ANNAPOLIS, Md. (WJZ) -- The Chesapeake Bay Program released the 2021 Blue Crab Advisory Report and it found that the blue crab population is not being overfished and is not depleted. The numbers may be down, but the population remains healthy.

"All of us who love blue crabs benefit from the science-based analysis and discussion in the Blue Crab Advisory Report. The report helps state resource managers set limits that leave enough crabs in the Bay to ensure healthy harvests for years to come," said Sean Corson, Director, NOAA Chesapeake Bay Office and Chair, Sustainable Fisheries Goal Implementation Team.

The Winter Dredge Survey found that the blue cran population in the bay decreased from 405 million in 2020 to 282 million in 2021. Experts said this decline can be attributed to the juvenile crab population -- crabs that will grow to harvestable size next year.
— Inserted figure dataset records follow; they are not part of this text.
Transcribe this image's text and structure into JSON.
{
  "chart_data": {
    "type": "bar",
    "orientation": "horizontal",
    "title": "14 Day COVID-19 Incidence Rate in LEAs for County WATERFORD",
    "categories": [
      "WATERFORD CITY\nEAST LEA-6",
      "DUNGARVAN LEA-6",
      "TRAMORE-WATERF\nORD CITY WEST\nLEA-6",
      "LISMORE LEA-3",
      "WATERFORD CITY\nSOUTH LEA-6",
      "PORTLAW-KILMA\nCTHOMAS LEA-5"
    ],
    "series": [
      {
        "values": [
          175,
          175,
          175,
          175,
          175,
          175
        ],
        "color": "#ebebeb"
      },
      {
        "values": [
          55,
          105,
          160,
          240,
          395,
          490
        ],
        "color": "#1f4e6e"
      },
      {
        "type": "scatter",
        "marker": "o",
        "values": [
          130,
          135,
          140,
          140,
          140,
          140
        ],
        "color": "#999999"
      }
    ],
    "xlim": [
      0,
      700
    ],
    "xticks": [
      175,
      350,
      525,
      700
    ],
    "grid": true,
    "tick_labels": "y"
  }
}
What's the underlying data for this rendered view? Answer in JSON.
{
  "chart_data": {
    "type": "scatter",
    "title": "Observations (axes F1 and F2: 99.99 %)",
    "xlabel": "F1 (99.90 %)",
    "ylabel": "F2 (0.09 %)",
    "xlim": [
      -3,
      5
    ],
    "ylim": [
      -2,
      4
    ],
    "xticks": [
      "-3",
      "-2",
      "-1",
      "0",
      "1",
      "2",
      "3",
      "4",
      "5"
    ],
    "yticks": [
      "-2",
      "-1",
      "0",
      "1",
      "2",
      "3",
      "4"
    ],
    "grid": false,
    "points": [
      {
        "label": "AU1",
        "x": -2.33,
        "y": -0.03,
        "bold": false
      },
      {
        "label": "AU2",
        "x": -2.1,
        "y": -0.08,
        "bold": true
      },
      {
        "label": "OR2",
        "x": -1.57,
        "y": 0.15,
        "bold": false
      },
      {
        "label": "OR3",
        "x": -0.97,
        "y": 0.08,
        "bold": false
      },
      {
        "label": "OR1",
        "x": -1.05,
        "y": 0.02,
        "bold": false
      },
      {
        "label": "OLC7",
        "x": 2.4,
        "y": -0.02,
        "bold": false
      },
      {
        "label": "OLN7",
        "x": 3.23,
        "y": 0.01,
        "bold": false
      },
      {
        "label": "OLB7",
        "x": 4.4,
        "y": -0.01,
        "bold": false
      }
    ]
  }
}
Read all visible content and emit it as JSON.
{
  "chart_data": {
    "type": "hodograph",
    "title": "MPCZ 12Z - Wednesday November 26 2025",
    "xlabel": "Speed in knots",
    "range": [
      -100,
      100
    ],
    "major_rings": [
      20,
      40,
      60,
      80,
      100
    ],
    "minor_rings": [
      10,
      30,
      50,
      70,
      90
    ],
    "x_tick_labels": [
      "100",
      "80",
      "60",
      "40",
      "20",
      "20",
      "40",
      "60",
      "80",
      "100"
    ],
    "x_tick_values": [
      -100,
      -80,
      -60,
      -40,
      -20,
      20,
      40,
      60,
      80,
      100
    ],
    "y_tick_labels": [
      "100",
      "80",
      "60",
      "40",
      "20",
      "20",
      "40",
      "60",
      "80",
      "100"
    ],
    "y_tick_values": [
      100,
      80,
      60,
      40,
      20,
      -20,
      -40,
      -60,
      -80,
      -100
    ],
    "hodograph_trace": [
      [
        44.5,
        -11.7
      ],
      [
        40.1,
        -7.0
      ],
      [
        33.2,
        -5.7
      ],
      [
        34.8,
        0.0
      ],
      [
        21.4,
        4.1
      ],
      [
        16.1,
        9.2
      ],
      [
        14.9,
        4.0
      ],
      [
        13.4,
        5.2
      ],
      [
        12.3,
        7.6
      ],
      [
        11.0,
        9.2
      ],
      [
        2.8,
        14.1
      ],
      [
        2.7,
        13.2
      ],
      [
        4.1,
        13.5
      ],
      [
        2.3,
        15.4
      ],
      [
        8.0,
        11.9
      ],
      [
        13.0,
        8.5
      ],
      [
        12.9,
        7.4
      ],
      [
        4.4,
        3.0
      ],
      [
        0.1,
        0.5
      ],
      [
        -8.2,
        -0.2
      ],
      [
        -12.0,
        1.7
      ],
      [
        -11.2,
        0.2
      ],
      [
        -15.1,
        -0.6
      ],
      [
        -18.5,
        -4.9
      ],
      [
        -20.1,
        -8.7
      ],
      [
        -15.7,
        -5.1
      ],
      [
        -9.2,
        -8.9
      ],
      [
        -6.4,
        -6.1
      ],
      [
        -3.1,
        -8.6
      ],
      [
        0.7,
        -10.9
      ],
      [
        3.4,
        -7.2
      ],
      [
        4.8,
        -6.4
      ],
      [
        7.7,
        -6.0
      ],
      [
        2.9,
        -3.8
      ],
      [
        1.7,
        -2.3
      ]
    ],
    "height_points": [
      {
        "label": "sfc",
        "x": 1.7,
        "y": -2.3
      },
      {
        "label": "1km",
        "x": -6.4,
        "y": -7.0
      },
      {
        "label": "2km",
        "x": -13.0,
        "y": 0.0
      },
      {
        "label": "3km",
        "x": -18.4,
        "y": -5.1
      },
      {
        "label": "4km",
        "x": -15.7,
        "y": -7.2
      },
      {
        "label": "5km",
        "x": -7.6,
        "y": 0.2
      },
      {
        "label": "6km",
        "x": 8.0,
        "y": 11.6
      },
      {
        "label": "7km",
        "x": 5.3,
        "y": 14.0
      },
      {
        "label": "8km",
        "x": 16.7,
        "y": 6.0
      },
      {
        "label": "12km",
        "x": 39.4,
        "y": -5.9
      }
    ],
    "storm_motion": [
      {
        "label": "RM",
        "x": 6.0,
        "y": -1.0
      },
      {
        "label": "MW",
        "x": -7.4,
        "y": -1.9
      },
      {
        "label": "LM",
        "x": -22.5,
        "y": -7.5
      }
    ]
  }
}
That number is estimated to be 86 million, down from 185 million in 2020.

The 2021 Advisory Report recommends:

  • Researchers should explore the environmental factors that may contribute to the highly variable nature of the blue crab population.
  • The Maryland Department of Natural Resources, Potomac River Fisheries Commission and Virginia Marine Resources Commission should implement programs to track commercial and recreational harvest more accurately, including the use of electronic reporting systems.

The Blue Crab Advisory Report is developed by the Chesapeake Bay Stock Assessment Committee.